Two-Factor Authentication for SSH Login on Linux

This tutorial explains the process of setting up two-factor authentication for an SSH server by integrating Google Authenticator with OpenSSH.

The first step is to install Google Authenticator on your Linux host. You can accomplish this by executing the following command: sudo apt-get install google-authenticator Configure Google Authenticator Once the installation is complete, you can set up Google Authenticator by running this command: google-authenticator During this process, you will be prompted to enter a secret key. Be sure to make a note of this key, as you will need it later. Configure OpenSSH To enable OpenSSH to work with Google Authenticator, you need to create a new file in the /etc/pam.d directory. You can do this by executing the following command: sudo nano /etc/pam.d/sshd Next, add the following line to the end of the file: auth required pam_google_authenticator.so Finally, save and close the file.
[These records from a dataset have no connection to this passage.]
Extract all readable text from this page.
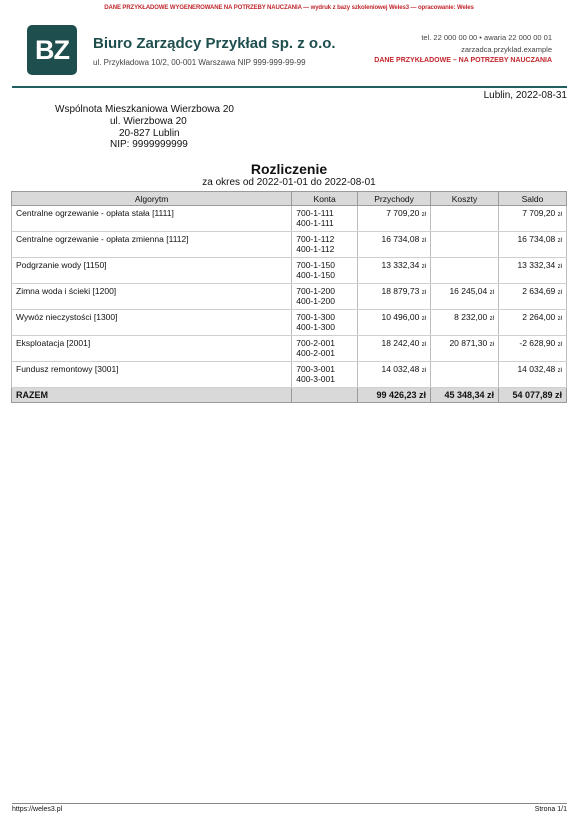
DANE PRZYKŁADOWE WYGENEROWANE NA POTRZEBY NAUCZANIA — wydruk z bazy szkoleniowej Weles3 — opracowanie: Weles
BZ	Biuro Zarządcy Przykład sp. z o.o.
ul. Przykładowa 10/2, 00-001 Warszawa NIP 999-999-99-99
tel. 22 000 00 00 • awaria 22 000 00 01
zarzadca.przyklad.example
DANE PRZYKŁADOWE – NA POTRZEBY NAUCZANIA
Lublin, 2022-08-31
Wspólnota Mieszkaniowa Wierzbowa 20
ul. Wierzbowa 20
20-827 Lublin
NIP: 9999999999
Rozliczenie
za okres od 2022-01-01 do 2022-08-01
Algorytm	Konta	Przychody	Koszty	Saldo
Centralne ogrzewanie - opłata stała [1111]	700-1-111
400-1-111	7 709,20 zł		7 709,20 zł
Centralne ogrzewanie - opłata zmienna [1112]	700-1-112
400-1-112	16 734,08 zł		16 734,08 zł
Podgrzanie wody [1150]	700-1-150
400-1-150	13 332,34 zł		13 332,34 zł
Zimna woda i ścieki [1200]	700-1-200
400-1-200	18 879,73 zł	16 245,04 zł	2 634,69 zł
Wywóz nieczystości [1300]	700-1-300
400-1-300	10 496,00 zł	8 232,00 zł	2 264,00 zł
Eksploatacja [2001]	700-2-001
400-2-001	18 242,40 zł	20 871,30 zł	-2 628,90 zł
Fundusz remontowy [3001]	700-3-001
400-3-001	14 032,48 zł		14 032,48 zł
RAZEM		99 426,23 zł	45 348,34 zł	54 077,89 zł
https://weles3.pl	Strona 1/1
Next, restart the SSH server by executing the following command: sudo service ssh restart Use Google Authenticator To utilize Google Authenticator, you must generate a one-time passcode on your Android device. To do this, open the Google Authenticator app and scan the QR code that was created during the setup process. After generating the one-time passcode, enter it on your Linux host to successfully log in to your SSH server. Summary: This tutorial explains how to set up two-factor authentication for an SSH server by integrating Google Authenticator with OpenSSH.